Schoenberg started composing from the time he was a young boy, although he received no formal training until he was a teenager. He studied with Alexander Zemlinsky--a fine composer whose music is currently being re-discovered--and soaked up the heady atmosphere of fin-de-siecle Vienna. Schoenberg was twenty-five when he composed his first masterpiece, Verklaerte Nacht, a lush and passionate tone-poem for string sextet. Schoenberg's music from this early period was bathed in the extremely rich, sometimes even over-ripe harmonies that evolved from the innovative style of Richard Wagner's operas.
Other significant works from this period include the orchestral tone-poem Pelleas und Melisande (1903), the String Quartet No. 1 (1905), the Chamber Symphony No. 1 (1906) and Gurrelieder (1900-11).

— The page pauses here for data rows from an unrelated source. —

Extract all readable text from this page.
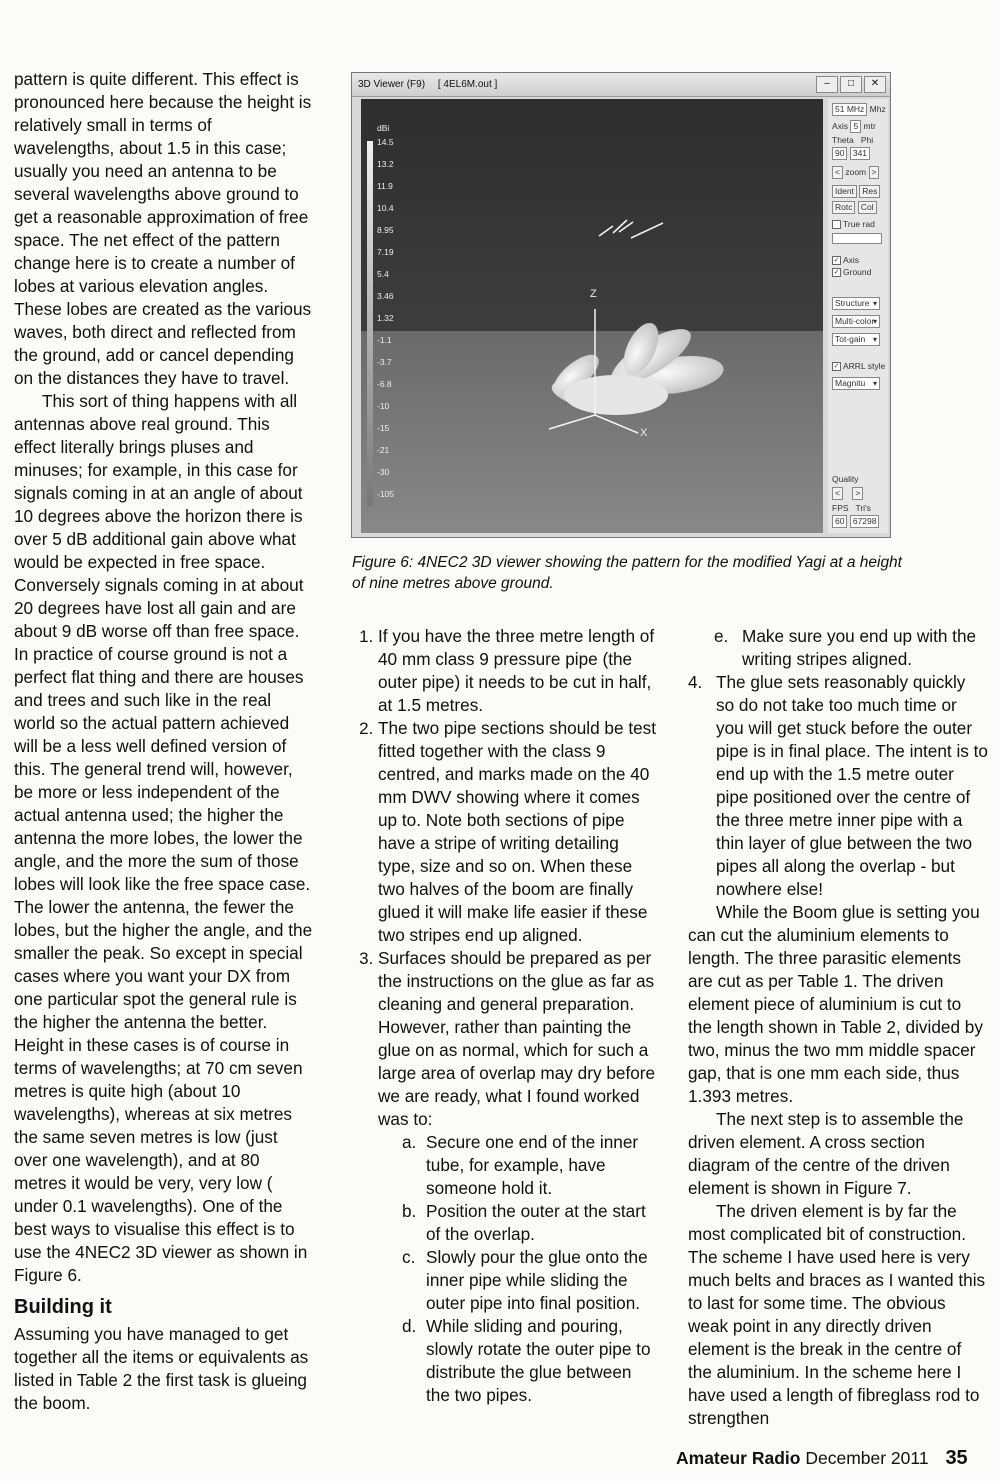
pattern is quite different. This effect is pronounced here because the height is relatively small in terms of wavelengths, about 1.5 in this case; usually you need an antenna to be several wavelengths above ground to get a reasonable approximation of free space. The net effect of the pattern change here is to create a number of lobes at various elevation angles. These lobes are created as the various waves, both direct and reflected from the ground, add or cancel depending on the distances they have to travel.

This sort of thing happens with all antennas above real ground. This effect literally brings pluses and minuses; for example, in this case for signals coming in at an angle of about 10 degrees above the horizon there is over 5 dB additional gain above what would be expected in free space. Conversely signals coming in at about 20 degrees have lost all gain and are about 9 dB worse off than free space. In practice of course ground is not a perfect flat thing and there are houses and trees and such like in the real world so the actual pattern achieved will be a less well defined version of this. The general trend will, however, be more or less independent of the actual antenna used; the higher the antenna the more lobes, the lower the angle, and the more the sum of those lobes will look like the free space case. The lower the antenna, the fewer the lobes, but the higher the angle, and the smaller the peak. So except in special cases where you want your DX from one particular spot the general rule is the higher the antenna the better. Height in these cases is of course in terms of wavelengths; at 70 cm seven metres is quite high (about 10 wavelengths), whereas at six metres the same seven metres is low (just over one wavelength), and at 80 metres it would be very, very low ( under 0.1 wavelengths). One of the best ways to visualise this effect is to use the 4NEC2 3D viewer as shown in Figure 6.

Building it

Assuming you have managed to get together all the items or equivalents as listed in Table 2 the first task is glueing the boom.

3D Viewer (F9) [ 4EL6M.out ]	–	□	✕
Z
X
dBi
14.5
13.2
11.9
10.4
8.95
7.19
5.4
3.46
1.32
-1.1
-3.7
-6.8
-10
-15
-21
-30
-105
51 MHz Mhz
Axis 5 mtr
Theta Phi
90 341
< zoom >
Ident Res
Rotc Col
True rad
✓ Axis
✓ Ground
Structure ▾
Multi-color ▾
Tot-gain ▾
✓ ARRL style
Magnitu ▾
Quality
< >
FPS Tri's
60 67298
Figure 6: 4NEC2 3D viewer showing the pattern for the modified Yagi at a height of nine metres above ground.
1. If you have the three metre length of 40 mm class 9 pressure pipe (the outer pipe) it needs to be cut in half, at 1.5 metres.
2. The two pipe sections should be test fitted together with the class 9 centred, and marks made on the 40 mm DWV showing where it comes up to. Note both sections of pipe have a stripe of writing detailing type, size and so on. When these two halves of the boom are finally glued it will make life easier if these two stripes end up aligned.
3. Surfaces should be prepared as per the instructions on the glue as far as cleaning and general preparation. However, rather than painting the glue on as normal, which for such a large area of overlap may dry before we are ready, what I found worked was to:
a. Secure one end of the inner tube, for example, have someone hold it.
b. Position the outer at the start of the overlap.
c. Slowly pour the glue onto the inner pipe while sliding the outer pipe into final position.
d. While sliding and pouring, slowly rotate the outer pipe to distribute the glue between the two pipes.
e. Make sure you end up with the writing stripes aligned.
4. The glue sets reasonably quickly so do not take too much time or you will get stuck before the outer pipe is in final place. The intent is to end up with the 1.5 metre outer pipe positioned over the centre of the three metre inner pipe with a thin layer of glue between the two pipes all along the overlap - but nowhere else!

While the Boom glue is setting you can cut the aluminium elements to length. The three parasitic elements are cut as per Table 1. The driven element piece of aluminium is cut to the length shown in Table 2, divided by two, minus the two mm middle spacer gap, that is one mm each side, thus 1.393 metres.

The next step is to assemble the driven element. A cross section diagram of the centre of the driven element is shown in Figure 7.

The driven element is by far the most complicated bit of construction. The scheme I have used here is very much belts and braces as I wanted this to last for some time. The obvious weak point in any directly driven element is the break in the centre of the aluminium. In the scheme here I have used a length of fibreglass rod to strengthen

Amateur Radio December 2011 35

Gurrelieder was the culmination of Schoenberg's post-Wagnerian style--a massive, highly dramatic and brilliantly colorful work written for vocal soloists, chorus and an orchestra so huge that the composer had to have special music paper printed to be able to notate the entire ensemble on the page.
By the time Gurrelieder was premiered (to great success) in 1913, Schoenberg was exploring a new musical language. This journey began back in 1908, with his String Quartet No. 2. The first two movements of this Quartet were written in a complex tonal style not too far removed from his previous work. But with the third and fourth movements Schoenberg left the world of tonality entirely.
Schoenberg's leap into the world of atonality has often been interpreted as a violent break with tradition. However, by the end of the Romantic period, tonality--the central organizing principal of Western music--had already started to dissolve. There are many instances in Schoenberg's early work (including the first two movements of the Second Quartet) where the aurally-grounding sense of tonality is temporarily abandoned. Certainly he had taken a bold, even revolutionary step. And yet, even in his most "radical" works, Schoenberg carried on the many aspects of the musical traditions he had inherited from Brahms, Wagner and Mahler.
In those last movements of the Second Quartet, Schoenberg took the unusual step of adding a soprano to the string ensemble. He chose two poems by Stefan George (the first beginning, appropriately, "I breathe the air of another planet"), and built the musical structure around the texts. Tonality had always been a crucial aspect of musical organization; now Schoenberg needed to find alternative methods. Using a text or a story provided a structural framework, but finding a way to structure abstract music posed a significant challenge.
Schoenberg's response to this challenge was to create music of extreme moods and intense atmospheres, a style that has sometimes been labeled as "expressionism." Many of these pieces are extremely short, such as the Five Orchestral Pieces, Opus 16 (1909), or the extremely brief Six Little Piano Pieces, Opus 19 (1911). The opera, Erwartung (1909) is one of the greatest works from this period. In it, Schoenberg creates a large, continuous musical structure built upon the quickly-shifting emotions of the opera's single character.
Schoenberg was a great teacher as well as a master composer. Among his most illustrious students were Alban Berg and Anton Webern. Berg and Webern both followed in their teacher's atonal footsteps, though each developed their own individual style.
In the 1920s, Schoenberg developed a system for organizing atonal music. Known as the
"twelve-tone" technique, it provided control over the melodic and harmonic elements of a
composition.
This technique was subsequently taken up by Berg, Webern and several generations of composers, including Igor Stravinsky.
Schoenberg taught at the Academy of Arts in Berlin beginning in 1925, but with the rise of Nazism was forced to leave his post. He emigrated to the United States in 1933, eventually settling in Los Angeles where he joined the faculty at UCLA. He wrote several important books on music, including a study of harmony (Harmonielehre, 1911), Fundamentals of Musical Composition (1948), and a series of insightful essays collected together as Style and Idea (1950).
Among his greatest "twelve-tone" works are the Suite for Piano (1923), the Third String Quartet (1927), the Variations for Orchestra (1928), the Violin Concerto (1932), the Fourth String Quartet (1936), the Piano Concerto (1942), and what is considered by many to be his masterpiece, the opera Moses und Aron (1932) which he left incomplete upon his death, in 1951.